Marzy mi się samodzielne wyjście do miasta. Jak leżę w łóżku to jestem pewna, że dam radę ale jak wstanę i pochodzę trochę po pokoju, jak mną kiwnie parę razy to już wiem, że to słomiany zapał, bo więcej jest boję się niż chciałabym. Z mojego samodzielnego chodzenia to zostało tylko atrium i też tego chodzenia w nim nie wiele, ale widok atrium, na samym wstępie jest już piękny i nastraja optymistycznie. Po za jednym balkonem, który powinien być najładniejszy, bo to balkon naszej ” głównej kwiatowej ” czyli Felicji, a jest brzydki. Powiedziałam jej dzisiaj dosłownie – Fela twój balkon, w porównaniu z innymi, wygląda jak śmietnik. Jakbyś pozbierała wyrzucone przez kogoś doniczki i poustawiała je na swoim balkonie. Kwiatki nędzne, różnej wielkości, różnego gatunku w różnych doniczkach, a naćpane tego bez umiaru – brzydko. Felka mnie obsztorcowała i przegoniła. Jak mnie ktoś sztorcuje to wiem, że zawsze ma rację, natomiast komentarz jaki otrzymałam ma się nijak do mojej osoby. A o to treść – uwielbiam Panią pod każdym względem – ten wpis ma się nijak do moich możliwości, wyglądu, umiejętności i samopoczucia. Kogoś takiego można jedynie tolerować. No ale dziękuję.

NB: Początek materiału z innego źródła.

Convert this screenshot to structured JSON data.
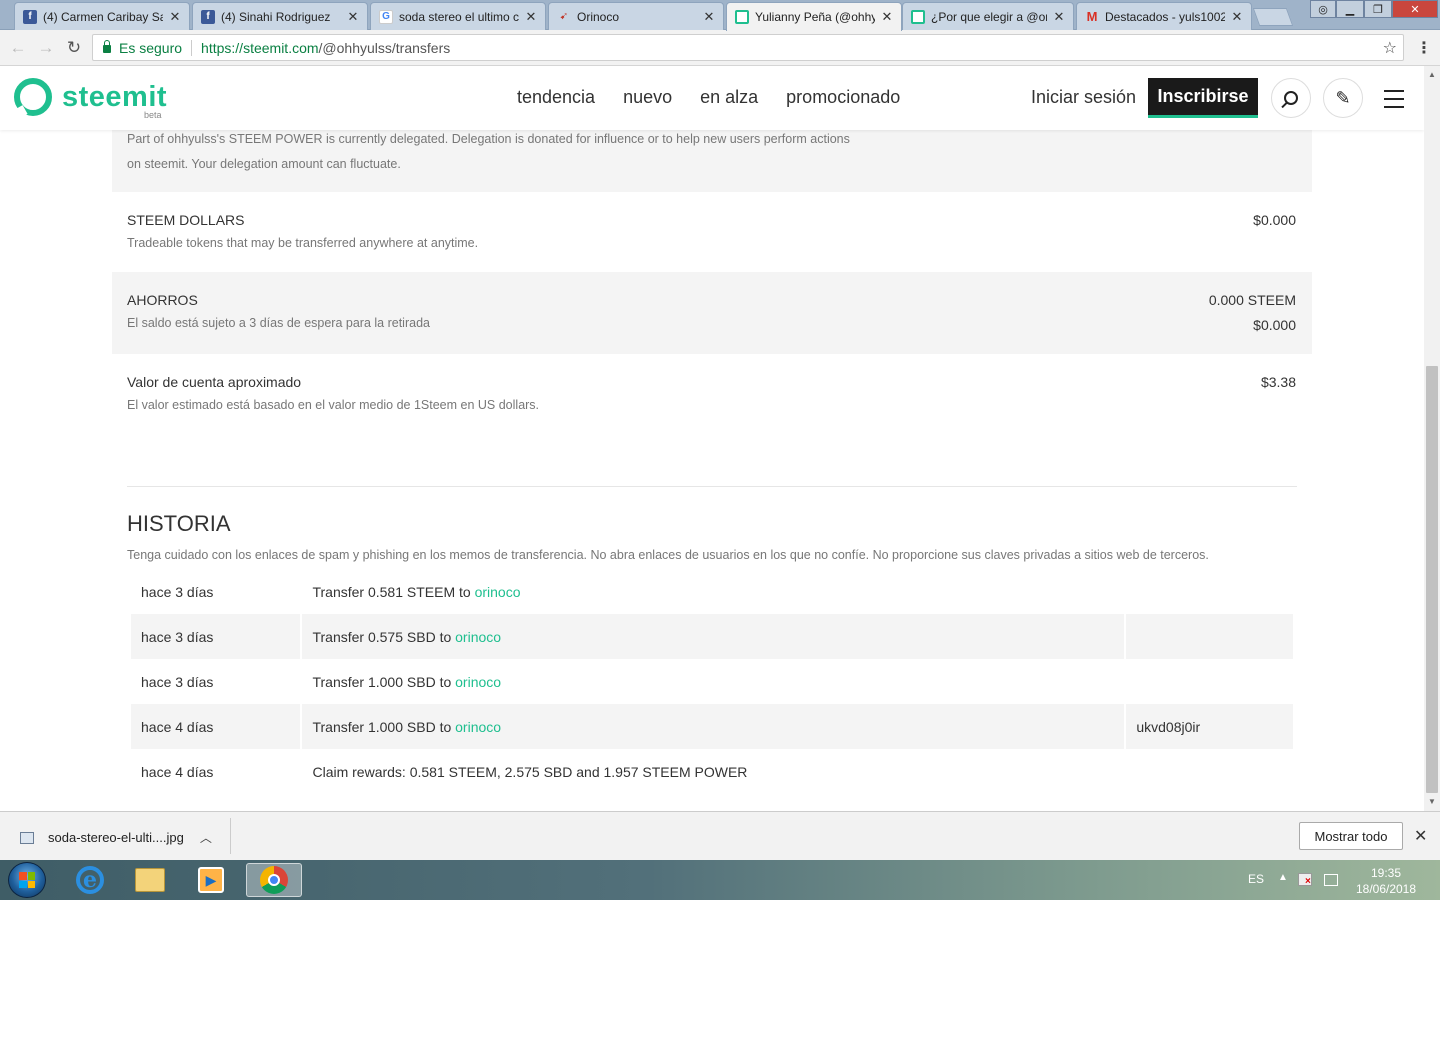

Te nasze śpiewania czwartkowe nabierają ” rumieńców „. Jeden z panów nazwał je nawet koncertem. Oczywiście przesadził, ale niech mu będzie. Mnie się w nich podoba to, że ja tylko kieruję śpiewem, całą organizacją zajmują się Natalka i Dorotka, czyli pracownice socjalne. I jeszcze podoba mi się to, że uczestnicy tych spotkań proszą o piosenki z ich młodości. Pewnie nigdy nie przygotowywałabym takich piosenek jak ” Dwadzieścia lat a może mniej” którą śpiewał swego czasu Jacek Lech, czy piosenki Marynika, w wykonaniu chóru Czejanda. A zatem wchodzimy w przeboje okresu socjalizmu. Robię to jednak z ogromną przyjemnością. Przecież każda piosenka którą znamy kojarzy nam się z fragmentem naszego życia. I może nawet to nie piosenka wzrusza, ale przywołuje ona jakiś piękny okres życia.

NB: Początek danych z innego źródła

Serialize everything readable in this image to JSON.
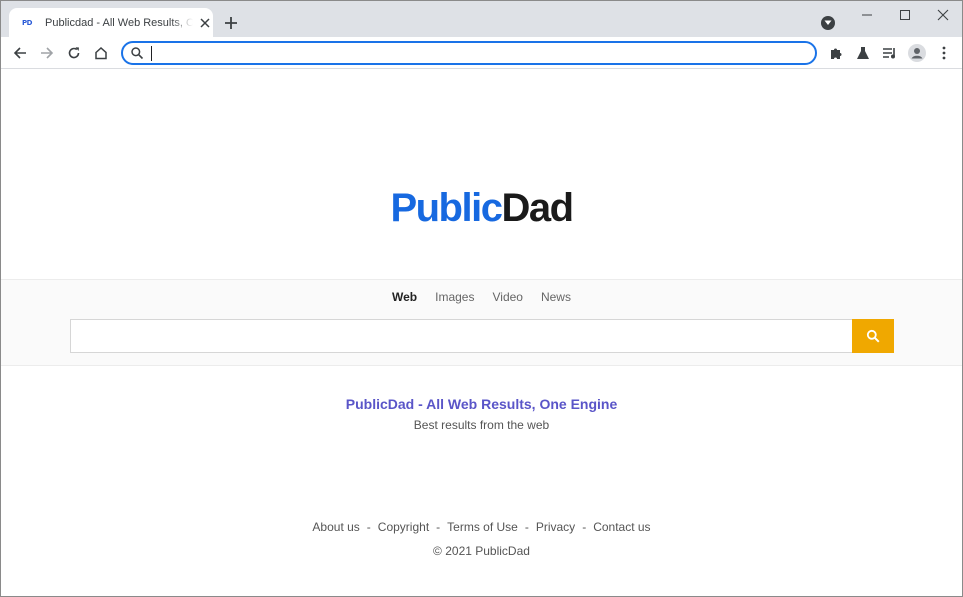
{
  "browser": {
    "tab": {
      "favicon_text": "PD",
      "title": "Publicdad - All Web Results, One Engine"
    },
    "omnibox": {
      "value": "",
      "placeholder": ""
    },
    "accent_color": "#1a73e8"
  },
  "page": {
    "logo": {
      "part1": "Public",
      "part2": "Dad",
      "part1_color": "#1769e0",
      "part2_color": "#1a1a1a"
    },
    "nav_tabs": [
      {
        "label": "Web",
        "active": true
      },
      {
        "label": "Images",
        "active": false
      },
      {
        "label": "Video",
        "active": false
      },
      {
        "label": "News",
        "active": false
      }
    ],
    "search": {
      "value": "",
      "placeholder": "",
      "button_color": "#f0a800"
    },
    "tagline": "PublicDad - All Web Results, One Engine",
    "subtagline": "Best results from the web",
    "footer": {
      "links": [
        "About us",
        "Copyright",
        "Terms of Use",
        "Privacy",
        "Contact us"
      ],
      "separator": "-",
      "copyright": "© 2021 PublicDad"
    }
  }
}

W piątek, po przerwie dwumiesięcznej, idę na zastrzyk w oko. Widzę znacznie gorzej niż dwa miesiące temu. Tak więc eksperyment okulistyczny nie zdał egzaminu. Od poniedziałku 16 VI będę chodziła codziennie, przez dwa tygodnie, na ćwiczenia rehabilitujące kręgosłup, do szpitala ” kolejowego „, czyli do tego samego co na zastrzyk w oko. Nie powinnam na takie zabiegi chodzić poza naszą placówkę, ale niestety bardzo nisko oceniam prace naszych fizjoterapeutek. Poszłam do nich ze skierowaniem opisującym jakość ćwiczeń które powinnam wykonywać. To nasze panie pokazały mi raz co mam robić i uważały, że z ich strony to już wszystko. Ja na drugi dzień już zapomniałam jak te ćwiczenia mają wyglądać, bo to 6 różnych ćwiczeń. Poprosiłam o przypomnienie, więc przypomniały i poszły do swojego ulubionego kantorka. Za pięknych czasów naszego DPSu to fizjoterapeutki cały swój czas spędzały na sali, podglądając czy to co trzeba wykonujemy dobrze. Podchodziły, poprawiały, tłumaczyły, widać było zaangażowanie pracą. Dlatego właśnie zachwyciłam się Pobytem Dziennym i ze względu na pracę fizjoterapeutek postanowiłam zamieszkać w tym domu. Teraz jest mi przykro patrzeć na podejście do podopiecznych, których zainstalują do jakiegoś ustrojstwa i róbta co chceta, możecie nawet spać, wasza sprawa. Nowi mieszkańcy nie wiedzą jak tu było kiedyś więc cicho siedzą, a mnie boli serce i bardzo tęsknię za NINĄ i OLĄ sprzed ponad dwudziestu lat.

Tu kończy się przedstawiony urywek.